Patellar tendon reconstruction with allograft tissue has been successfully used, especially in cases related to chronic patellar tendon ruptures¹¹ and total knee arthroplasty.^6,12-14 Crossett and colleagues¹² showed that, at 2-year follow-up, the average knee score for pain, ROM, and stability had improved from 26 points (range, 6-39 points) before surgery to 81 points (range, 40-92 points). The average knee score for function had also improved: 14 points (range, 0-35 points) before surgery to 53 points (range, 30-90 points).¹² Primary repair may succeed in early intervention, but in an established rupture, allograft reconstruction is often necessary. Achilles tendon is the preferred allograft, with the calcaneus fragment embedded into the proximal tibia as a new tubercle and the tendon sutured into the remaining extensor mechanism.^1,11 The repair is further protected using a cable loop from the superior pole of the patella to a drill hole in the upper tibia.⁹ Techniques have also been described involving passage of the proximal aspect of the allograft tendon through patellar bone tunnels and suture fixation to the native quadriceps tendon.^11,15 However, in our technique, we shaved off the anterior cortex of the patient’s patella to allow a sandwich-type over-position of the allograft to secure fixation to the patella.

Another alternative to allograft reconstruction involves biocompatible scaffolds. Such scaffolds incorporate the use of platelets in a fibrin framework. A CPFS, produced from blood and calcium gluconate to improve healing of patellar tendon defects, has been described in animal studies.⁷ In the rabbit model, CPFS acts as a provisional bioscaffold that can accelerate healing of an injured patellar tendon repair, potentially secondary to several growth factors derived from platelets.⁷ Platelets are biocompatible sources of growth factors, and CPFS can act as a scaffold to restore the mechanical integrity of injured soft tissue.^7,16 In addition, CPFS can act to lower donor-site morbidity associated with harvesting tissue autograft.⁷ However, to our knowledge, such scaffolds have not been used in human trials.
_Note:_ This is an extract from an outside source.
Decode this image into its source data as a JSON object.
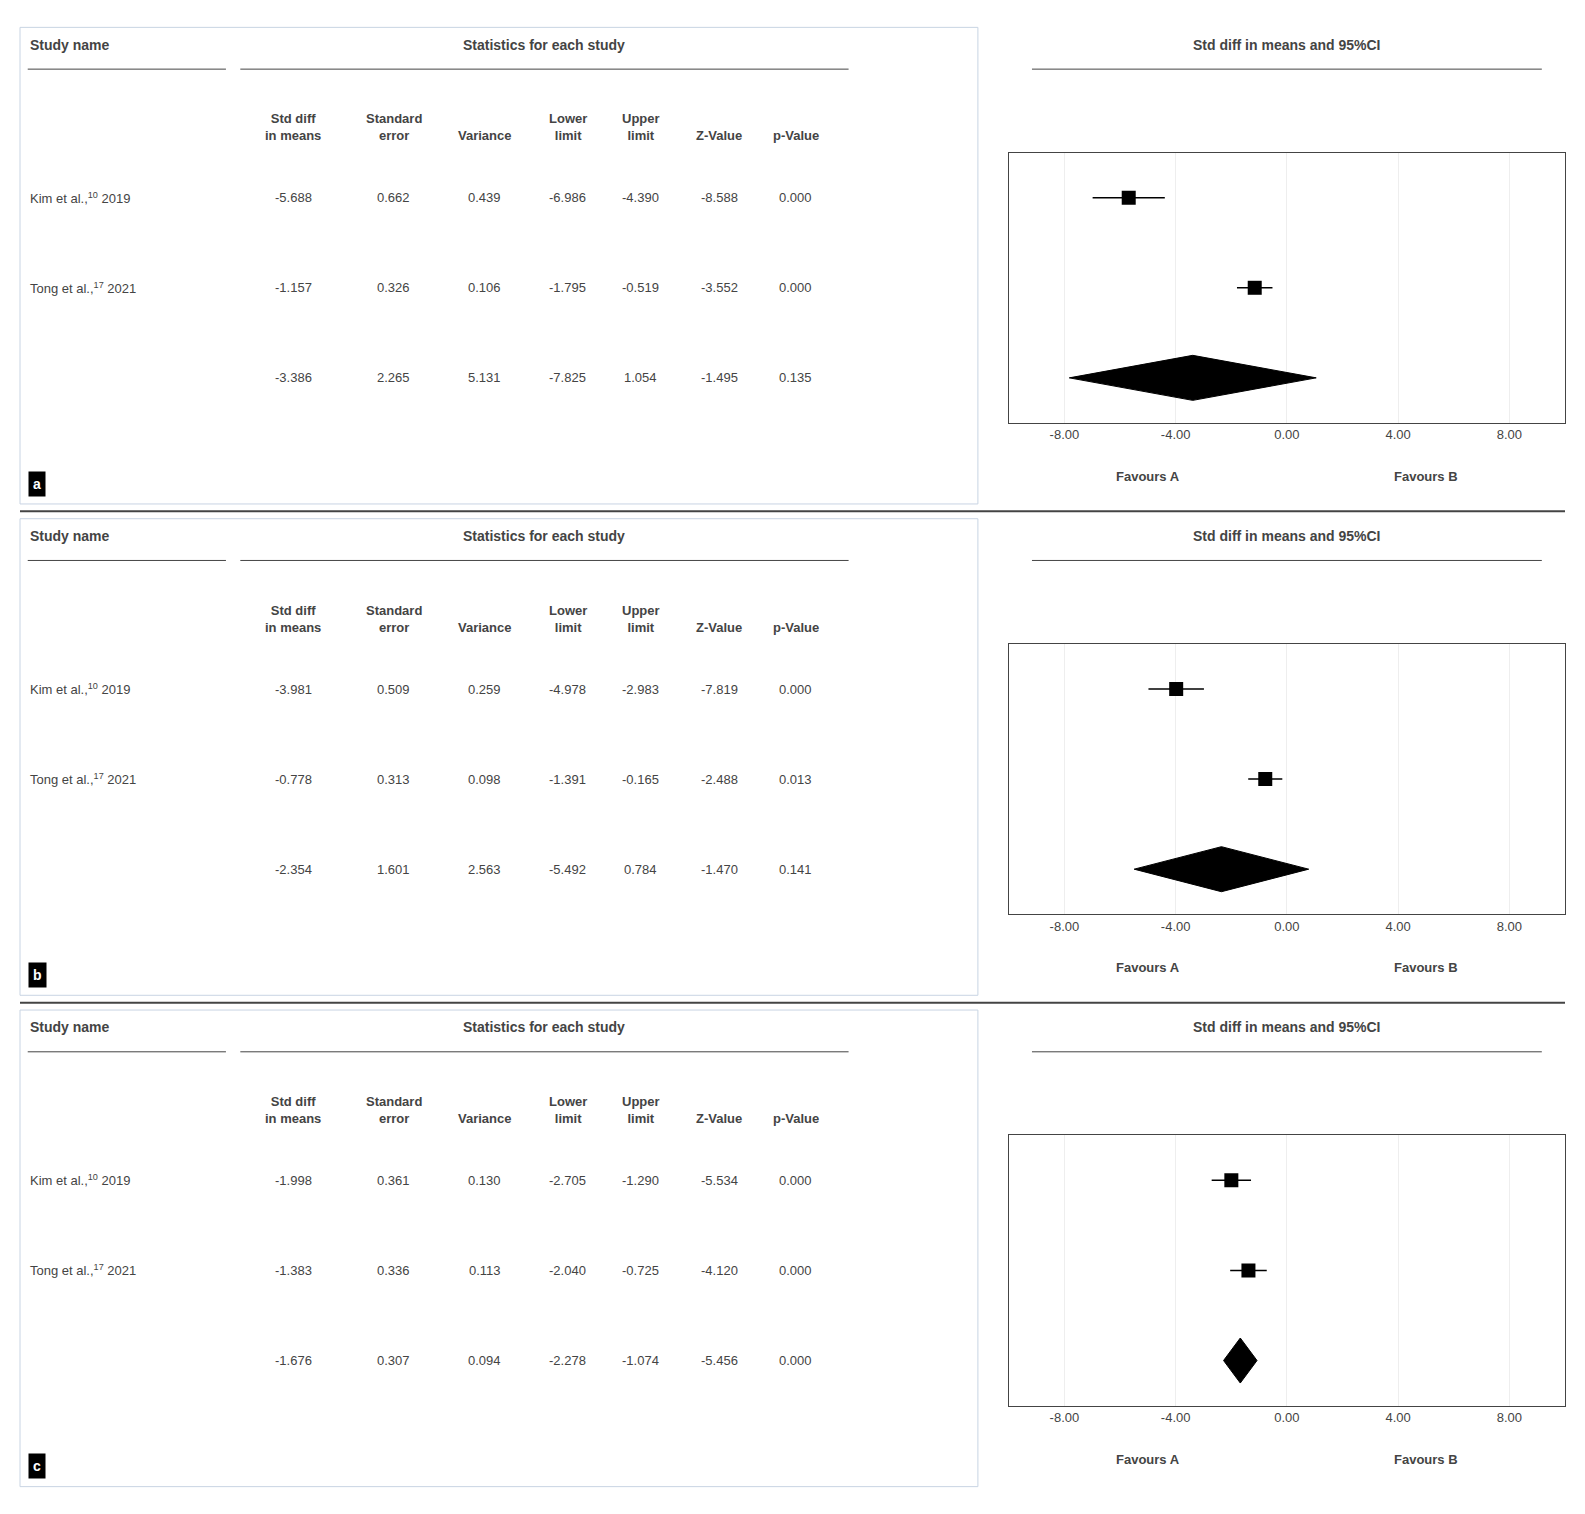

The LARS biocompatible ligament (Corin Group PLC, Cirencester, United Kingdom), currently not approved by the US Food and Drug Administration, is used for reconstructions of isolated or multiple knee ligament injuries.¹⁷ This graft requires the presence of healthy tissue with good blood supply from which new tendon or ligament can grow in. Sometimes it is also used for extensor mechanism reconstruction after radical tumor resection around the knee; however, good results are achieved in only 59% of cases,¹⁸ and to our knowledge, only 1 case of primary repair of a patellar tendon rupture has been published.¹⁹

Techniques involving the use of tendon–patellar tendon–bone graft with fixation via the sandwich-type over-position of the allograft for chronic patellar tendon rupture have not been described in the literature. In our patient, given the extensive patellar tendon lesion and inflammation with chronic tissue degeneration, there was no option but to use allograft. To improve the patient’s outcome, we chose the strongest possible allograft, tendon–patellar tendon–bone graft.

Conclusion

Revision patellar tendon reconstruction is a challenging, but necessary, procedure to restore the extensor mechanism of the knee, especially in young, active individuals. Various options to reconstruct the tissue defects are available. Our patient was successfully treated with a tendon–patellar tendon–bone allograft reconstruction.